Saracens have accepted their imposed relegation from the Gallagher Premiership and pledged to win back confidence and trust.
The defending champions were told on Saturday they would be relegated at the end of the season for the salary cap breaches which have already cost them 35 points and a £5.36million fine.
Winners of four league titles in the last five years, Saracens will play in the Championship next term, having faced the impossible task of reducing their wage bill by up to £2m to comply with regulations for the current season.
The latest chapter in their fall from grace was delivered by Premiership Rugby on Saturday night and, ahead of a European encounter with Racing 92 on Sunday, the club have accepted their fate.
In a statement released on Sunday, the club also expressed a desire to "rebuild confidence and trust" after their demotion to the Championship for next season was confirmed.
They said: "The Board of Saracens wishes to unreservedly apologise for the mistakes made in relation to the Salary Cap Regulations.
"Our goal is to rebuild confidence and trust. The first step was to appoint a new independent chairman to lead on governance reform ensuring errors of the past are not replicated in the future.

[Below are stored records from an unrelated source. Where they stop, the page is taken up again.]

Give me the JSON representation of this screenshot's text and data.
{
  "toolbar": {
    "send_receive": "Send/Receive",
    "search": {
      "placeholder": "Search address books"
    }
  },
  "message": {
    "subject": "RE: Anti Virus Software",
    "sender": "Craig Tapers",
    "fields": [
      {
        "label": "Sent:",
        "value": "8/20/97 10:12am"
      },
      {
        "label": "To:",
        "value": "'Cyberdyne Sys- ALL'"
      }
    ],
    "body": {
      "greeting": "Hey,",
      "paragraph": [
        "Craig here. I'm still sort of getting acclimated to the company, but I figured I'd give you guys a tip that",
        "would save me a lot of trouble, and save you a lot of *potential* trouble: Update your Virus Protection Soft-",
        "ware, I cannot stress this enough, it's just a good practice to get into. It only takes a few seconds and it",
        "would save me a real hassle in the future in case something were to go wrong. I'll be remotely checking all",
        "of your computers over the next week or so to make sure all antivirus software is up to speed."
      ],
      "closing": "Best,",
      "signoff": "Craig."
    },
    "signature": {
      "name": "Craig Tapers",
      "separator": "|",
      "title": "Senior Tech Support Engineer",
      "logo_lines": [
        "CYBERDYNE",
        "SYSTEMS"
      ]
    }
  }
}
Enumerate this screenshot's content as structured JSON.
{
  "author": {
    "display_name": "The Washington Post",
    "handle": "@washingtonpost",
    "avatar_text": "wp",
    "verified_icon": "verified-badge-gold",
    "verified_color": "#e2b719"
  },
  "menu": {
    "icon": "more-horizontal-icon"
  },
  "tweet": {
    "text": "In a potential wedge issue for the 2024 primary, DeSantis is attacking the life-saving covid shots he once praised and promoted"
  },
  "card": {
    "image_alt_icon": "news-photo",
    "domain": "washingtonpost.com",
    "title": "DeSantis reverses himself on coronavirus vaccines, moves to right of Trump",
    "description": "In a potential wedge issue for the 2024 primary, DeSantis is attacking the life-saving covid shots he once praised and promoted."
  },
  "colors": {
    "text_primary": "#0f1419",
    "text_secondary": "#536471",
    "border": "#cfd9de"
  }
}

"Furthermore, following open and frank discussions with PRL, we have accepted the unprecedented measure of automatic relegation from the Premiership at the end of the 2019-2020 season.
"We understand this decision will be difficult for the Saracens family to accept. The Board must embody the values of the club, learn from its mistakes so the Club can come back stronger.
"It is in the wider interests of the Premiership and English rugby to take this decisive step, to ensure everybody is able once again to focus on the game of rugby, which we all love.
"We hope that we can now start to move forward, begin to restore confidence and over time, rebuild trust with PRL, its stakeholders and the wider rugby community."
Saracens' acceptance means the prospect of a drawn-out appeal process is over, but questions will quickly turn to the futures of their big-name players.
In delivering the relegation punishment, Premiership Rugby chief executive Darren Childs said: "Premiership Rugby is prepared to take strong action to enforce the regulations governing fair competition between our clubs.
"At the conclusion of dialogue with Saracens about their compliance with the salary cap regulations, it has been decided that Saracens will be relegated at the end of this season.
"At the same as enforcing the existing regulations, we want to ensure a level playing field for all clubs in the future, which is why we have asked Lord Myners to carry out an independently-led review of the salary cap."
Saracens are currently bottom of the table with minus seven points, lying 18 points behind 11th-placed Leicester.
"They have cheated. And I'm just a bit upset it has taken so long to do this"
Exeter chief executive Tony Rowe, meanwhile, was scathing in his criticism of Saracens and suggested it was the club's own decision to drop out of the top flight.
"They've taken relegation," he told BBC Radio Devon. "Let's be very honest about this before people have sympathy with Saracens.
"They had two choices: they could either open up their books so that Premiership Rugby could do a forensic audit of exactly what has gone on, or they could take relegation. So it was their choice not to open up their books.
"Premiership Rugby - all the chairmen - we just want to move on. It was their opportunity to open up everything to the salary cap people, or take relegation. They have decided to take relegation."
He added: "We just want to move on. They have cheated. And I'm just a bit upset it has taken so long to do this.
"At the moment they are still picking their team each week largely from the squad they had last year which is still in breach of the salary cap. They have been asked by the rest of the Premiership clubs to reduce that (the squad) back as well.
"Everybody has had their suspicion for a long time. Five years ago they were hauled over the coals for similar offences. We just want a level playing field. Every club just wants the same opportunity and chances and let's hope we get back to that."
Premiership Rugby introduced its salary cap in 1999 to ensure the financial viability of all clubs and the competition.
Saracens' sizeable England contingent - one that includes the likes of national captain Owen Farrell, Maro Itoje and Billy Vunipola - would still be available for international selection if they were playing in the Championship.
But it would be an unsatisfactory situation for England head coach Eddie Jones, who is due to announce his Six Nations squad on Monday.
And Saracens' demise could also affect their top players' British and Irish Lions selection chances for the 2021 South Africa tour if they remain at Allianz Park.
Saracens, meanwhile, will not be in European competition next season and if, as expected, they return to the Premiership in 2021, they would compete in the second-tier Challenge Cup, rather than blue riband Champions Cup.
Even if they successfully retain the Champions Cup crown this season, they will not be able to defend it next term as they would require Premiership status to take part.